Now that I got your attention, let me expand with some details...<G>

> -----Original Message-----
> From: KellySt@aol.com [mailto:KellySt@aol.com]
> Sent: Wednesday, October 13, 1999 6:43 PM
> To: lparker@cacaphony.net; starship-design@lists.uoregon.edu
> Subject: Re: starship-design: The Case for Space

>
> The mining and manufacturing do cause pollution, and moving
> it off planet
> would help, but I can't see anyone agreeing to export a major
> fraction of our
> economy even ignoring cost problems.  (Though I do expect Mining and
> manufacture will move off planet in the coming centuries, for
> these and other
> reasons, I don't think so in the next couple decades.)
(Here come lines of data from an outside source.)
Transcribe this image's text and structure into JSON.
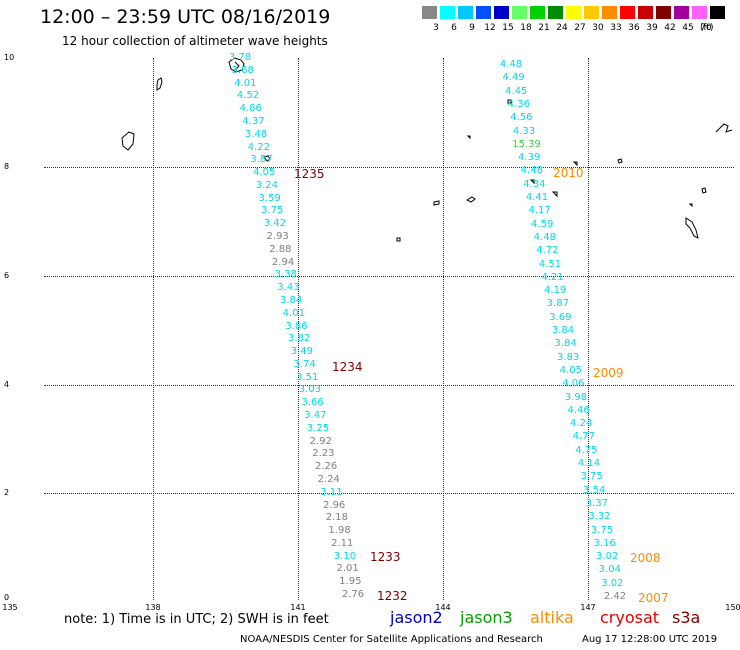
{
  "header": {
    "title": "12:00 – 23:59 UTC 08/16/2019",
    "subtitle": "12 hour collection of altimeter wave heights"
  },
  "colorbar": {
    "unit": "(ft)",
    "ticks": [
      "3",
      "6",
      "9",
      "12",
      "15",
      "18",
      "21",
      "24",
      "27",
      "30",
      "33",
      "36",
      "39",
      "42",
      "45",
      "70"
    ],
    "colors": [
      "#888888",
      "#00ffff",
      "#00c8ff",
      "#0050ff",
      "#0000c8",
      "#64ff64",
      "#00d200",
      "#008c00",
      "#ffff00",
      "#ffc800",
      "#ff8c00",
      "#ff0000",
      "#c80000",
      "#800000",
      "#a000a0",
      "#ff60ff",
      "#000000"
    ]
  },
  "axes": {
    "lat_labels": [
      "10",
      "8",
      "6",
      "4",
      "2",
      "0"
    ],
    "lon_labels": [
      "135",
      "138",
      "141",
      "144",
      "147",
      "150"
    ]
  },
  "tracks": {
    "left": [
      "3.78",
      "3.68",
      "4.01",
      "4.52",
      "4.86",
      "4.37",
      "3.48",
      "4.22",
      "3.87",
      "4.05",
      "3.24",
      "3.59",
      "3.75",
      "3.42",
      "2.93",
      "2.88",
      "2.94",
      "3.38",
      "3.43",
      "3.84",
      "4.01",
      "3.86",
      "3.82",
      "3.49",
      "3.74",
      "3.51",
      "3.03",
      "3.66",
      "3.47",
      "3.25",
      "2.92",
      "2.23",
      "2.26",
      "2.24",
      "3.11",
      "2.96",
      "2.18",
      "1.98",
      "2.11",
      "3.10",
      "2.01",
      "1.95",
      "2.76"
    ],
    "right": [
      "4.48",
      "4.49",
      "4.45",
      "4.36",
      "4.56",
      "4.33",
      "15.39",
      "4.39",
      "4.48",
      "4.34",
      "4.41",
      "4.17",
      "4.59",
      "4.48",
      "4.72",
      "4.51",
      "4.21",
      "4.19",
      "3.87",
      "3.69",
      "3.84",
      "3.84",
      "3.83",
      "4.05",
      "4.06",
      "3.98",
      "4.46",
      "4.24",
      "4.77",
      "4.75",
      "4.14",
      "3.75",
      "3.54",
      "3.37",
      "3.32",
      "3.75",
      "3.16",
      "3.02",
      "3.04",
      "3.02",
      "2.42"
    ]
  },
  "times": {
    "left": [
      "1235",
      "1234",
      "1233",
      "1232"
    ],
    "right": [
      "2010",
      "2009",
      "2008",
      "2007"
    ]
  },
  "footer": {
    "note": "note:  1)  Time is in UTC;  2)  SWH is in feet",
    "satellites": [
      "jason2",
      "jason3",
      "altika",
      "cryosat",
      "s3a"
    ],
    "credit": "NOAA/NESDIS Center for Satellite Applications and Research",
    "generated": "Aug 17 12:28:00 UTC 2019"
  }
}
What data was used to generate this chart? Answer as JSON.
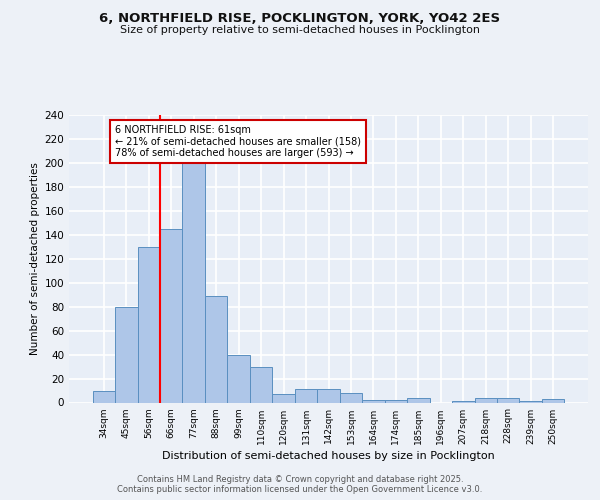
{
  "title1": "6, NORTHFIELD RISE, POCKLINGTON, YORK, YO42 2ES",
  "title2": "Size of property relative to semi-detached houses in Pocklington",
  "xlabel": "Distribution of semi-detached houses by size in Pocklington",
  "ylabel": "Number of semi-detached properties",
  "categories": [
    "34sqm",
    "45sqm",
    "56sqm",
    "66sqm",
    "77sqm",
    "88sqm",
    "99sqm",
    "110sqm",
    "120sqm",
    "131sqm",
    "142sqm",
    "153sqm",
    "164sqm",
    "174sqm",
    "185sqm",
    "196sqm",
    "207sqm",
    "218sqm",
    "228sqm",
    "239sqm",
    "250sqm"
  ],
  "values": [
    10,
    80,
    130,
    145,
    200,
    89,
    40,
    30,
    7,
    11,
    11,
    8,
    2,
    2,
    4,
    0,
    1,
    4,
    4,
    1,
    3
  ],
  "bar_color": "#aec6e8",
  "bar_edge_color": "#5a8fc0",
  "background_color": "#e8eef7",
  "grid_color": "#ffffff",
  "red_line_x": 2.5,
  "annotation_text": "6 NORTHFIELD RISE: 61sqm\n← 21% of semi-detached houses are smaller (158)\n78% of semi-detached houses are larger (593) →",
  "annotation_box_color": "#ffffff",
  "annotation_box_edge": "#cc0000",
  "footer_text": "Contains HM Land Registry data © Crown copyright and database right 2025.\nContains public sector information licensed under the Open Government Licence v3.0.",
  "ylim": [
    0,
    240
  ],
  "yticks": [
    0,
    20,
    40,
    60,
    80,
    100,
    120,
    140,
    160,
    180,
    200,
    220,
    240
  ],
  "fig_bg": "#edf1f7"
}
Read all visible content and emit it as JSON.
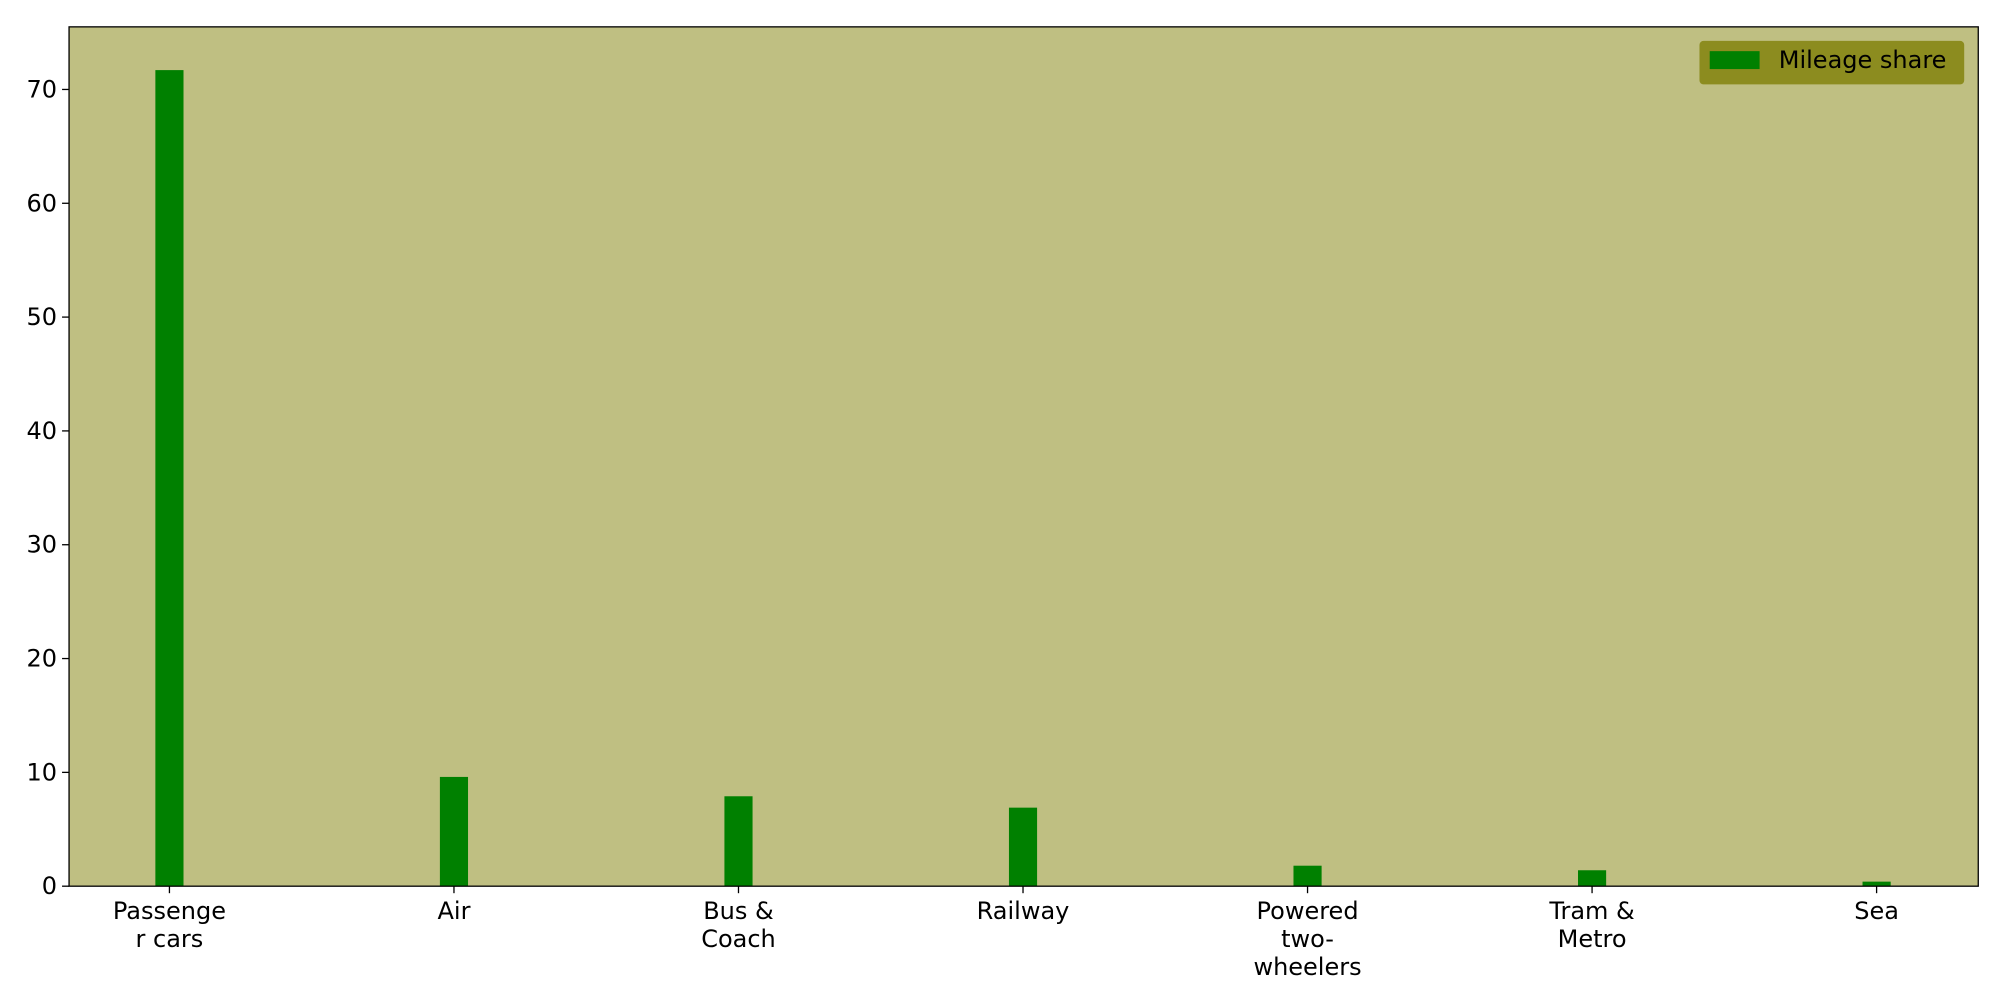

There is a new method of dealing with waste that is being developed. It
involves heating the waste in the absence of oxygen which produces a very
unusual chemical reaction. Many of the basic chemicals simply break their
bonds and can be extracted easily. They are expecting very high recovery
efficiencies. This method is intended to work on Earth, but can you think of
a better place to heat something in the absence of oxygen than in orbit?
Even the heat is free!

As for exporting a major fraction of our economy off planet, I assume by
that you mean that there is a corresponding loss of income on-planet. This
isn't true. Multinational corporations do not worry about whether the income
came from one particular country versus another. They are only concerned
with the profitability of that particular, unit, office or branch. Reams of
bad science fiction not withstanding, that commercial model is likely to
hold up very well in orbit. If Alcoa opens an aluminum extraction operation
on the moon and a refinery in orbit and then ships the raw aluminum to a
factory for processing into product before shipping planet side or
elsewhere, the only thing that they are going concerned with is whether each
of those individual operations are showing a profit or not. The profit or
earnings still end up in the same place, in Alcoa's bank account, here on
Earth.

>
> FOOD!!  I'm doubtful space platforms would grow their own
> food, being able to
> compete with Earths domestic sources in domestic markets?!!  No way!

I was considering the possibility of a nanomachine built hydroponic farm.
Suppose you had a handful of self replicating nanomachine that you could
turn loose on a suitable part of the Moon's surface and they would build a
hydroponic farm, just add water! There is certainly enough raw material
available readily at hand on the surface. The programming would probably be
pretty tricky, but I see no inherent reason why it couldn't be done before
fifty years are up. As far as competing goes, if you are comparing such an
orbital farm against a TYPICAL planet side farm, you are being grossly
unfair - to the planet side farmer. Even modern farms in the Western
Hemisphere would have a hard time competing unless they were using the exact
same technology.

There is a down side to all of this. Quite simply, the rich will get richer,
and the poor will get poorer. If you are not part of a western economy with
access to these riches and all that will spring from them, you will be left
ever farther behind with little chance of ever catching up.